Coming up in Studio 10: IN SEARCH OF LOST TIME by Mike Bradshaw, Vanessa Clegg and Andrew Davey
25.10.2024- 01.12.2024 in Studio 10
25.10.2024- 01.12.2024 in Studio 10
In Search of Lost Time
A trio show by Mike Bradshaw, Vanessa Clegg and Andrew Davey
26.10.2024 - 01.12.2024
Studio 10 Project Space
Starting points and interventions
From metaphorical references to memories of time past, to the concentrated time lapse of reading a book. We have all approached the subject of ‘time’ through our own personal perspectives. Yet there are overlaps, where we have also worked collaboratively in conversation with each others’ work. We have found forms of expression in an area that involves us all and raises questions about our own idea of what time itself means.
Materials
We each use layering in our practice; building, scraping, and erasing mixed media on paper or board. Some pieces take form through assembled collage and images, alongside found, recycled objects.
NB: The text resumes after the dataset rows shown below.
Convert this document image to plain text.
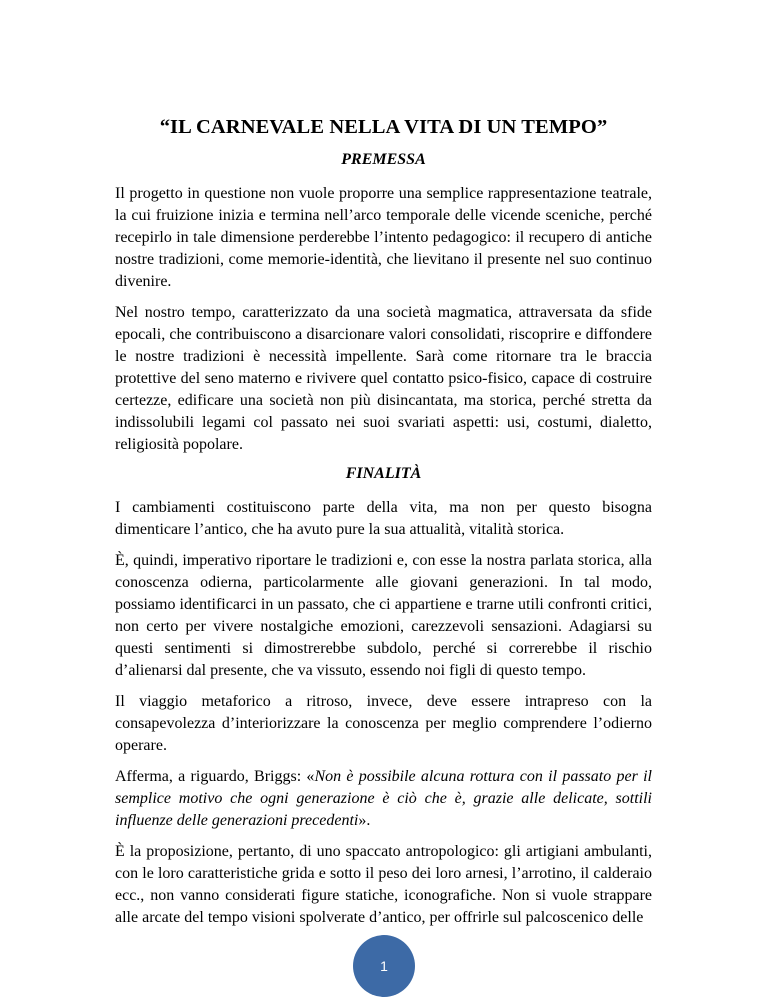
“IL CARNEVALE NELLA VITA DI UN TEMPO”
PREMESSA

Il progetto in questione non vuole proporre una semplice rappresentazione teatrale, la cui fruizione inizia e termina nell’arco temporale delle vicende sceniche, perché recepirlo in tale dimensione perderebbe l’intento pedagogico: il recupero di antiche nostre tradizioni, come memorie-identità, che lievitano il presente nel suo continuo divenire.

Nel nostro tempo, caratterizzato da una società magmatica, attraversata da sfide epocali, che contribuiscono a disarcionare valori consolidati, riscoprire e diffondere le nostre tradizioni è necessità impellente. Sarà come ritornare tra le braccia protettive del seno materno e rivivere quel contatto psico-fisico, capace di costruire certezze, edificare una società non più disincantata, ma storica, perché stretta da indissolubili legami col passato nei suoi svariati aspetti: usi, costumi, dialetto, religiosità popolare.

FINALITÀ

I cambiamenti costituiscono parte della vita, ma non per questo bisogna dimenticare l’antico, che ha avuto pure la sua attualità, vitalità storica.

È, quindi, imperativo riportare le tradizioni e, con esse la nostra parlata storica, alla conoscenza odierna, particolarmente alle giovani generazioni. In tal modo, possiamo identificarci in un passato, che ci appartiene e trarne utili confronti critici, non certo per vivere nostalgiche emozioni, carezzevoli sensazioni. Adagiarsi su questi sentimenti si dimostrerebbe subdolo, perché si correrebbe il rischio d’alienarsi dal presente, che va vissuto, essendo noi figli di questo tempo.

Il viaggio metaforico a ritroso, invece, deve essere intrapreso con la consapevolezza d’interiorizzare la conoscenza per meglio comprendere l’odierno operare.

Afferma, a riguardo, Briggs: «Non è possibile alcuna rottura con il passato per il semplice motivo che ogni generazione è ciò che è, grazie alle delicate, sottili influenze delle generazioni precedenti».

È la proposizione, pertanto, di uno spaccato antropologico: gli artigiani ambulanti, con le loro caratteristiche grida e sotto il peso dei loro arnesi, l’arrotino, il calderaio ecc., non vanno considerati figure statiche, iconografiche. Non si vuole strappare alle arcate del tempo visioni spolverate d’antico, per offrirle sul palcoscenico delle

1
Other examples involve improvising with wax, household products, plaster, dust and other non-traditional materials, creating a form of archaeology that marks and records the time taken to create each piece, both physically and psychologically.
Mike Bradshaw
This work references the intrinsic creative value of age, referencing time past through recycled images, objects and materials. All have origins predating the contemporary creation of this work. They carry their own history through depiction, ownership and origin. Collectively composed, they imagine new meanings and narratives. They encourage a curiosity about when they may have originated, playing with our perceptions about provenance, their age and their story in time.
Vanessa Clegg
Looking at time in a way that traces Earth’s geological and climate shifts over millenia, ice cores consisting of wafer thin layers like the pages of a book, tell a story. And upon all life rests the health of the insect population… small overlooked creatures whose numbers continue to plummet (60% down). The past informs the present, which in turn pre-empts the future. The sun rises and sets, the moon rises and sets, day follows night and the natural rhythm of time continues.
Andrew Davey
How past is connected to present, and present to the future and how there is an unfolding story. Books and bookmarks, the images from pages turning and overlapping, partly erased, fragments glimpsed, provide a narrative, a history, a passage through time; a palimpsest. The bookmark indicates past interventions. The bookmark speaks of selection or choice and is a signifier of return or revisit. The past is present.